Among the grant winners:
• Researchers at the University of New Mexico Health Sciences Center landed a roughly $2.8 million grant to use polony genome sequencing to generate raw data to re-sequence a human genome in one week for under $1,000. The group will seek to increase polony sequencing read length, increase read density, and extend its software capabilities.
• GnuBio received a $240,000 grant to use droplet-based microfluidics to sequence DNA. GnuBio aims to limit the amount of reagents necessary to sequence DNA to less than seven milliliters and to describe a platform and resequencing method that will be developed further in a later research phase.
• Caerus Molecular Diagnostics reeled in a $500,000 grant to use label-free Millikan sequencing for de novo sequencing of mammalian genomes. The firm plans to demonstrate the ability to sequence DNA using a single tethered thread and to develop a plan to simultaneously detect large bead arrays for high-throughput analysis.
• Scripps Research Institute scientists were awarded a $5.2 million grant to work with the University of Oxford and Boston University to integrate nanopore sequencing into a high-speed sequencer. The researchers will use nanopores to refine base recognition, to achieve control of strand translocation for nonenzymatic DNA sequencing, and to control DNA movement enzymatically using DNA polymerase.
• Intelligent Bio-Systems netted a $2.6 million grant to continue work focused on the generation a low-cost, high-speed sequencing system that combines novel chip-making techniques with synthetic chemistry technology licensed from Columbia University. The company will continue work on the system and will sequence and re-sequence an E. coli genome.
• The University of California, San Diego, received an $803,000 grant to use NDA polymerases to develop a method for direct real-time sequencing of single DNA molecules using negative nucleotides.
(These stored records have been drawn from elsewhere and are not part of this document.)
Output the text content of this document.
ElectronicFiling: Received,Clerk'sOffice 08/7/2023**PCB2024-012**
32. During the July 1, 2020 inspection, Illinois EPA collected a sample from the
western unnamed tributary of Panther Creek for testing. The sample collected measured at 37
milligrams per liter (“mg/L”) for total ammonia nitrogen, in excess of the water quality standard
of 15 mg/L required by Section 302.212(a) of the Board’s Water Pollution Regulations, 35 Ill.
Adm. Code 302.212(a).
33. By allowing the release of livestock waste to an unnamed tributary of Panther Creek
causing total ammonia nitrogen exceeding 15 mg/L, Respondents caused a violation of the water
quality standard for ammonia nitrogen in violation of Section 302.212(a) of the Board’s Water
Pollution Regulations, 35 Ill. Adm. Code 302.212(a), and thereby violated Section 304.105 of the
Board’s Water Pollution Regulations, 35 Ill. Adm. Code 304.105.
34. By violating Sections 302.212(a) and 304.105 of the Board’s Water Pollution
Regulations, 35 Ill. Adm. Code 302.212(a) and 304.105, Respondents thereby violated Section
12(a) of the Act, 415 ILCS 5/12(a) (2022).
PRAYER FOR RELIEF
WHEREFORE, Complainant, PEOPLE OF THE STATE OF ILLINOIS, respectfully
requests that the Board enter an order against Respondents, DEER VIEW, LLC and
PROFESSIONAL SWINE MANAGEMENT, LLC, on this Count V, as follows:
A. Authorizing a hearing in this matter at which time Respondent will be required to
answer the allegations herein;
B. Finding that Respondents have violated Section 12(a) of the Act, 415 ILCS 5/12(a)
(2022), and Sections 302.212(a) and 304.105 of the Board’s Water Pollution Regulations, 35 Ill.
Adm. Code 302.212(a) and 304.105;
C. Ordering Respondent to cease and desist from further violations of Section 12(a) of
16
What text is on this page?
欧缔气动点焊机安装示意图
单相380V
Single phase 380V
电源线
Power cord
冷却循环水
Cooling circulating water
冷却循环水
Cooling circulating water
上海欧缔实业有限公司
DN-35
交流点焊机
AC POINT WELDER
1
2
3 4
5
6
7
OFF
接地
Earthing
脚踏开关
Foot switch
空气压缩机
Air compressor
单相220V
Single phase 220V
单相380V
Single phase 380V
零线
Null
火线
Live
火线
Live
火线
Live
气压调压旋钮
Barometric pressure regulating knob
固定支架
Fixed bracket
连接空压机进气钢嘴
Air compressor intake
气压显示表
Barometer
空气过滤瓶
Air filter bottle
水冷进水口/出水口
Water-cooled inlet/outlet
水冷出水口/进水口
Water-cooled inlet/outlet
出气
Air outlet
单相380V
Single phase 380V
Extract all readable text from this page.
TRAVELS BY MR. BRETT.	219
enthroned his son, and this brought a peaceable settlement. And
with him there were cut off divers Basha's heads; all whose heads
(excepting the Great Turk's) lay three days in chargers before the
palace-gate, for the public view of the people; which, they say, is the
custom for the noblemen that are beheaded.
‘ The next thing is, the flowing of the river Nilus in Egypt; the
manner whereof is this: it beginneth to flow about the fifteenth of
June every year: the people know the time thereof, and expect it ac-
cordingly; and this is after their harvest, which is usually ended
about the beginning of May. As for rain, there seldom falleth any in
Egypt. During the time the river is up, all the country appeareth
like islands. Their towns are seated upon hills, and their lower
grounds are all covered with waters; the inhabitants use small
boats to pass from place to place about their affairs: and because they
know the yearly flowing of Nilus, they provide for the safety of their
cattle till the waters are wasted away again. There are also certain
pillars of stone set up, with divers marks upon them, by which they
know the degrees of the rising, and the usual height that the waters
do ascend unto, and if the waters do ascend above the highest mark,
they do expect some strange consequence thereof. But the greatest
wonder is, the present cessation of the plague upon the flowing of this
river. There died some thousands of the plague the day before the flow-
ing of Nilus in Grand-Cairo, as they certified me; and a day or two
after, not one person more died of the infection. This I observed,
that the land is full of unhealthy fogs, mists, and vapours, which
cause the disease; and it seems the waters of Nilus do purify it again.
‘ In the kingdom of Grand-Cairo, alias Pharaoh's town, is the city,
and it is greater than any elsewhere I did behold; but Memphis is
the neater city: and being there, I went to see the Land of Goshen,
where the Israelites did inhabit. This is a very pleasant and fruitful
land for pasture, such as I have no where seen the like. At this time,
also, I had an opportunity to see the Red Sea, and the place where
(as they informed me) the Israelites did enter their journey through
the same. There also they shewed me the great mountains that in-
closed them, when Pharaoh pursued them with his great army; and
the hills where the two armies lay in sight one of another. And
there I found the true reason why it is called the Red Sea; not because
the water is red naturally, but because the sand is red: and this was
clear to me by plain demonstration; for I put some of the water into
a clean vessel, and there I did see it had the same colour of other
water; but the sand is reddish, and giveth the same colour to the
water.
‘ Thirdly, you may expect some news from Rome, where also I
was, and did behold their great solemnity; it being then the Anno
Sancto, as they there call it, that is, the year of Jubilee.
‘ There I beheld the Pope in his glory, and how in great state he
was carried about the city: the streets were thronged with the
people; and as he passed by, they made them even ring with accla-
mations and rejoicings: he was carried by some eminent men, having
• Arizona State University will use an $868,000 award to identify improvements needed to increase readout efficiency and to develop criteria for use in a nanopore sequencing system that uses tunneling electrodes. The reagents ASU develops during this research will be made available to other researchers developing nanopore sequencers using electron tunneling as the readout.
• Boston University won $4.2 million to develop the use of single molecule sequencing by nanopore-induced photon emission (SNIPE). BU will work with the University of Massachusetts Medical School to optimize its Circular DNA Conversion approach and to develop data analysis algorithms needed for base calling, consensus building, sequence assembly, and error proofing.
• The University of Massachusetts, Amherst, won an $804,000 grant to study the challenges facing development of next-generation sequencing. The research will focus on the role of hybridization in translocation of the a-hemolysin, MspA, and solid-state pores, on enzyme-modulated DNA translocation through channels, and on control of capture rate and translocation rate of DNA in protein channels and solid-state nanopores. The studies will combine statistical mechanics theory, computer simulations, and numerical computation to address factors involved in DNA translocation.
• The University of California, Berkeley, reeled in a $436,000 grant to conduct proof-of-concept research using nuclear magnetic resonance (NMR) spectroscopy. The goal of the research is to use NMR spectroscopy using individual DNA bases and DNA strands, and sequencing will use transmission electron microscopy. Success in those efforts will enable base-selective labeling of DNA with metal atoms, which could potentially be used to develop high-speed and low-cost sequencing technologies.